La mostra finisce così, con l’immagine dei costumi sardi

che richiamano alle più antiche tradizioni e chiudono il cerchio di un viaggio che non è solo abbigliamento, non è solo moda ma è l’espressione più alta di quel saper fare con il cuore e con le mani che è il motore che porta i prodotti italiani in tutto il mondo perché dietro ad ogni abito,

ad ogni gioiello, ad ogni capo di abbigliamento ma possiamo ampliare il nostro catalogo aggiungendo anche le automobili e tutto quanto quello che concorre a distinguere un prodotto italiano da qualsiasi imitazione,

c’è la sapienza che viene da antiche tradizioni, da artigiani orafi, vetrai, pellai, ceramisti, che realizzano prodotti di qualità rendendo ognuno unico e inimitabile.

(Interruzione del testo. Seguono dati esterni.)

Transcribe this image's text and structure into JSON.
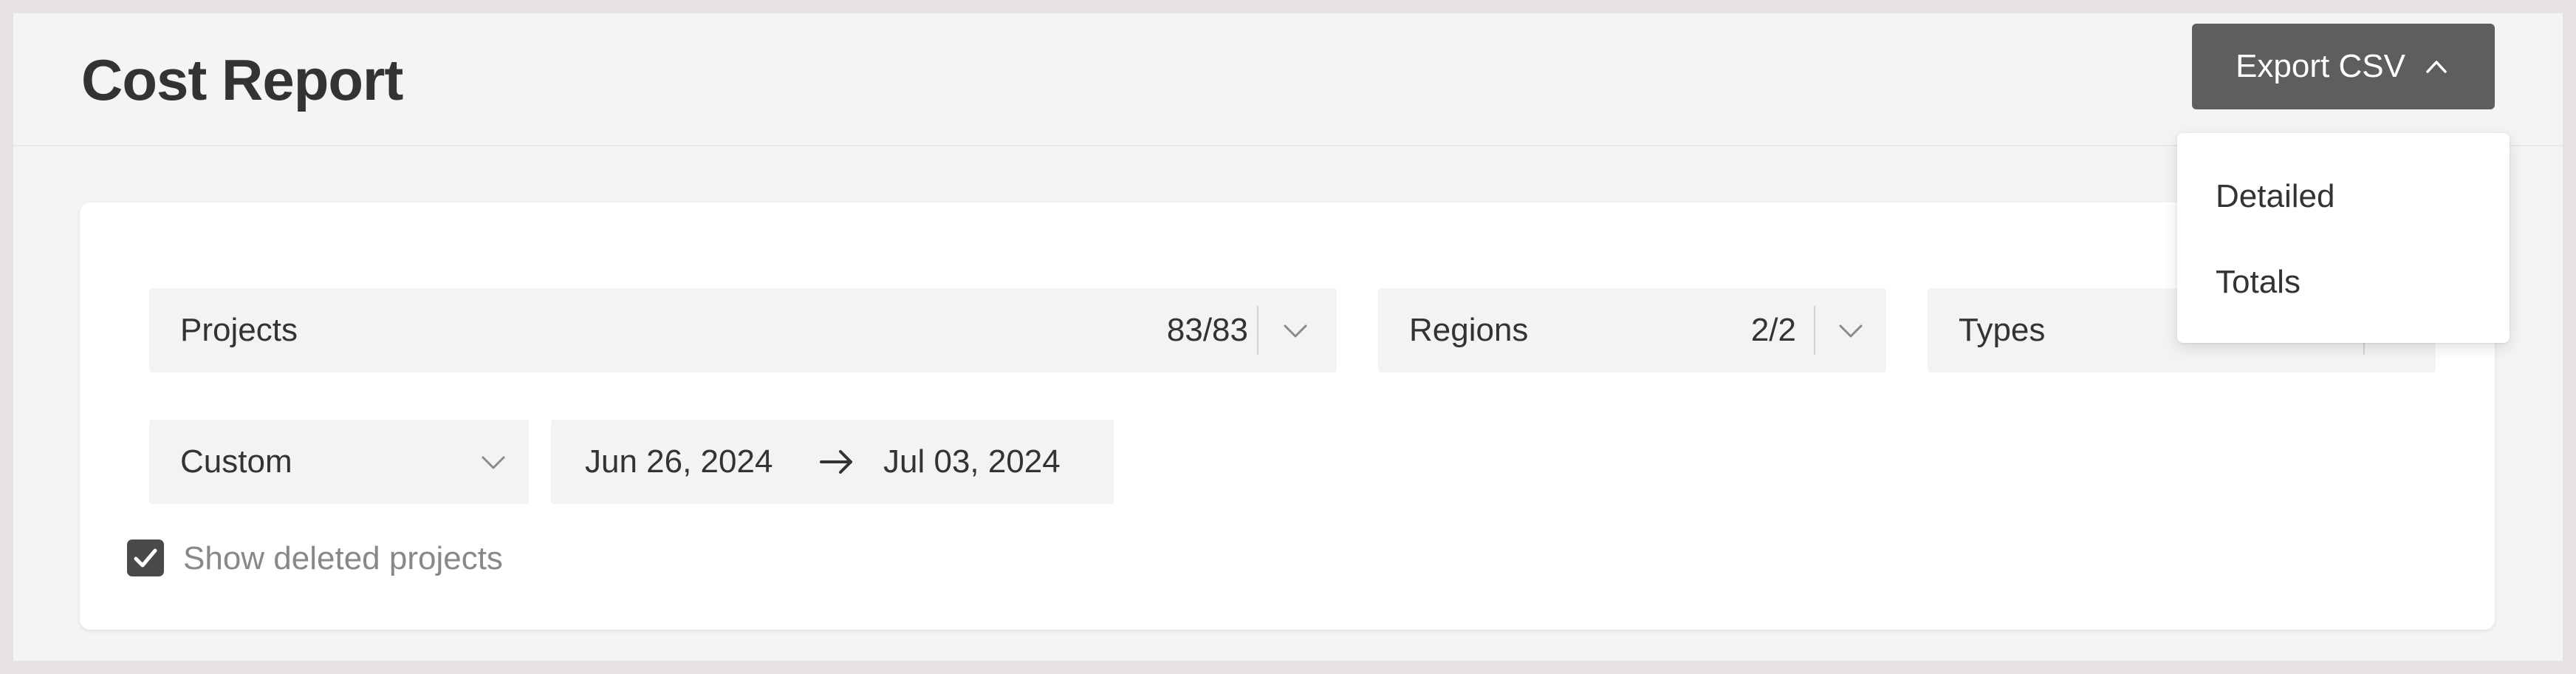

Però c’è da dire un’ultima cosa, i due stilisti sono straordinari ma il loro lavoro è stato facilitato dal fatto che in Italia, ovunque guardi, c’è bellezza: città uniche al mondo, paesini incantati, storia, arte e natura che ti strega, meraviglie.

Ma la bellezza non la trovi solo nei musei e nelle chiese, nelle piazze e nei palazzi, si trova anche dentro ognuno di noi.

È come se i millenni di storia della nostra terra si siano stratificati nelle nostre memorie e se andiamo a scavare come bravi archeologhi nei nostri geni troviamo l’orgoglio di appartenere ad una terra così ricca, la coscienza del debito che abbiamo con chi ci ha preceduto, l’impegno a salvaguardare un tesoro così straordinario per i nostri figli e i nostri nipoti.

Se indaghiamo nel nostro io troviamo ricordi di gesti antichi nati dalla maestria di artisti e maestri artigiani, troviamo i versi di Virgilio e la poesia immortale di Dante che ancora oggi vivono nel nostro linguaggio, la genialità di Giotto, Leonardo, Donatello o Brunelleschi, la potenza e la dolcezza di Michelangelo, le madonne di Filippo Lippi e di Raffaello, il genio scapestrato di Caravaggio, le scoperte di Galileo, la storia di Renzo e Lucia, tutto questo fa parte del nostro retaggio culturale che è unico al mondo.

“Dal cuore alle mani”…  agli occhi… di chi guarda e ritrova in un vestito cosa significa vivere in un paese dove l’eccellenza è la regola e non l’eccezione.